Nicht alles, was glänzt ist Gold

Buchungsplattformen bewertet Thome kritisch:

 „Sie machen heutzutage einen großen Teil unserer Buchungen aus und sind ein wichtiger Kanal, um direkt mit möglichen Gästen zu kommunizieren. Das Problem mit einigen Seiten ist jedoch, dass die Kommissionen immer höher werden. Deshalb haben wir und viele andere Hostelbetreiber eine Kampagne gestartet, damit die Leute direkt auf unserer Website buchen und wir die Gebühr für die Ratingplattform nicht bezahlen müssen.“

Schmitt sieht die steigenden Kommissionen ähnlich problematisch, jedoch gibt es auch einen großen Vorteil: „Das Gute dabei ist, dass die Bewertungen nur von Gästen gemacht werden, die auch tatsächlich bei uns waren.“

Denn oft stehen Bewertungen im Verruf – die Anonymität ist im Vergleich zum Wahrheitsgehalt hoch.

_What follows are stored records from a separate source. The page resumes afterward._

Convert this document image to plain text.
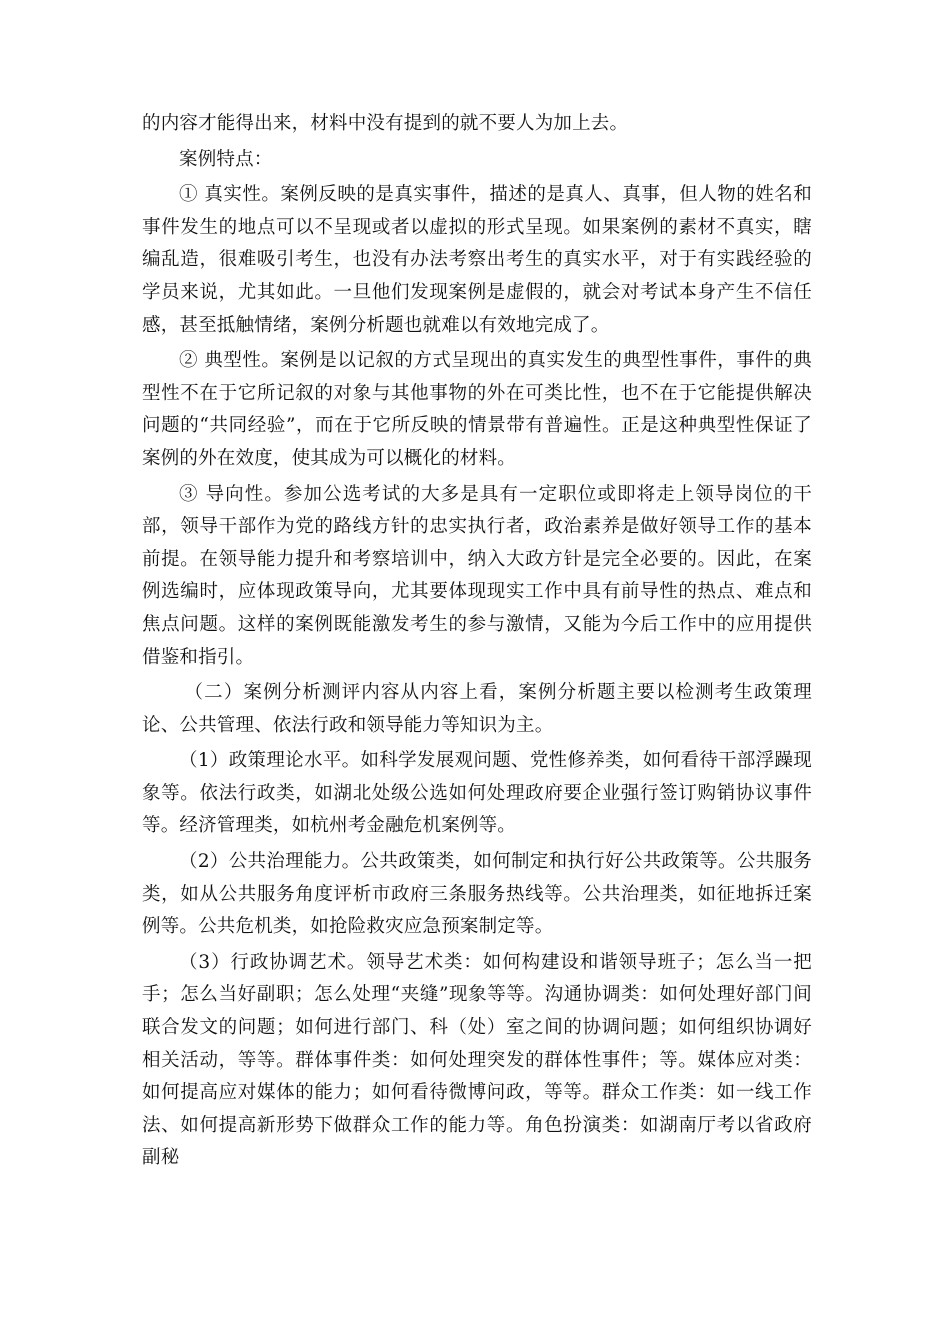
的内容才能得出来，材料中没有提到的就不要人为加上去。

案例特点：

① 真实性。案例反映的是真实事件，描述的是真人、真事，但人物的姓名和事件发生的地点可以不呈现或者以虚拟的形式呈现。如果案例的素材不真实，瞎编乱造，很难吸引考生，也没有办法考察出考生的真实水平，对于有实践经验的学员来说，尤其如此。一旦他们发现案例是虚假的，就会对考试本身产生不信任感，甚至抵触情绪，案例分析题也就难以有效地完成了。

② 典型性。案例是以记叙的方式呈现出的真实发生的典型性事件，事件的典型性不在于它所记叙的对象与其他事物的外在可类比性，也不在于它能提供解决问题的“共同经验”，而在于它所反映的情景带有普遍性。正是这种典型性保证了案例的外在效度，使其成为可以概化的材料。

③ 导向性。参加公选考试的大多是具有一定职位或即将走上领导岗位的干部，领导干部作为党的路线方针的忠实执行者，政治素养是做好领导工作的基本前提。在领导能力提升和考察培训中，纳入大政方针是完全必要的。因此，在案例选编时，应体现政策导向，尤其要体现现实工作中具有前导性的热点、难点和焦点问题。这样的案例既能激发考生的参与激情，又能为今后工作中的应用提供借鉴和指引。

（二）案例分析测评内容从内容上看，案例分析题主要以检测考生政策理论、公共管理、依法行政和领导能力等知识为主。

（1）政策理论水平。如科学发展观问题、党性修养类，如何看待干部浮躁现象等。依法行政类，如湖北处级公选如何处理政府要企业强行签订购销协议事件等。经济管理类，如杭州考金融危机案例等。

（2）公共治理能力。公共政策类，如何制定和执行好公共政策等。公共服务类，如从公共服务角度评析市政府三条服务热线等。公共治理类，如征地拆迁案例等。公共危机类，如抢险救灾应急预案制定等。

（3）行政协调艺术。领导艺术类：如何构建设和谐领导班子；怎么当一把手；怎么当好副职；怎么处理“夹缝”现象等等。沟通协调类：如何处理好部门间联合发文的问题；如何进行部门、科（处）室之间的协调问题；如何组织协调好相关活动，等等。群体事件类：如何处理突发的群体性事件；等。媒体应对类：如何提高应对媒体的能力；如何看待微博问政，等等。群众工作类：如一线工作法、如何提高新形势下做群众工作的能力等。角色扮演类：如湖南厅考以省政府副秘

Schmitt erzählt, wie sie mit Negativkommentaren umgeht: „Negativkommentare sind nie schön und vor allem, wenn man schlechte Ratings bekommt, die unserer Meinung nach ungerechtfertigt sind, möchte man schon gerne den Telefonhörer in die Hand nehmen und den Gast fragen, was er sich eigentlich dabei denkt – aber das geht natürlich nicht.“ Thome sieht darin eine Möglichkeit den eigenen Service zu verbessern „Wir nehmen Kommentare, egal ob positiv oder negativ, sehr ernst. Durch die Rückmeldungen auf den Plattformen können wir mehr nachvollziehen, was die Gäste erwarten.“ Beide setzen dabei auf eine konstruktive Auseinandersetzung mit Kommentaren – ob echt oder nicht.

Die Hostelbranche profitiert von den Möglichkeiten des Internets – Präsenz, Vermarktung und Kommunikation wurden auf ein neues, digitales Level gehoben. Aber gerade in einer Großstadt wie Berlin bleibt die Herausforderung weiterhin bestehen, sich von Mitstreitern abzuheben. Dabei sind heutzutage Homepage, Blog und Social – Media Kanäle unverzichtbar. Ich bin gespannt, wie sich die Reisebranche auch in Zukunft neu erfinden und verändern wird.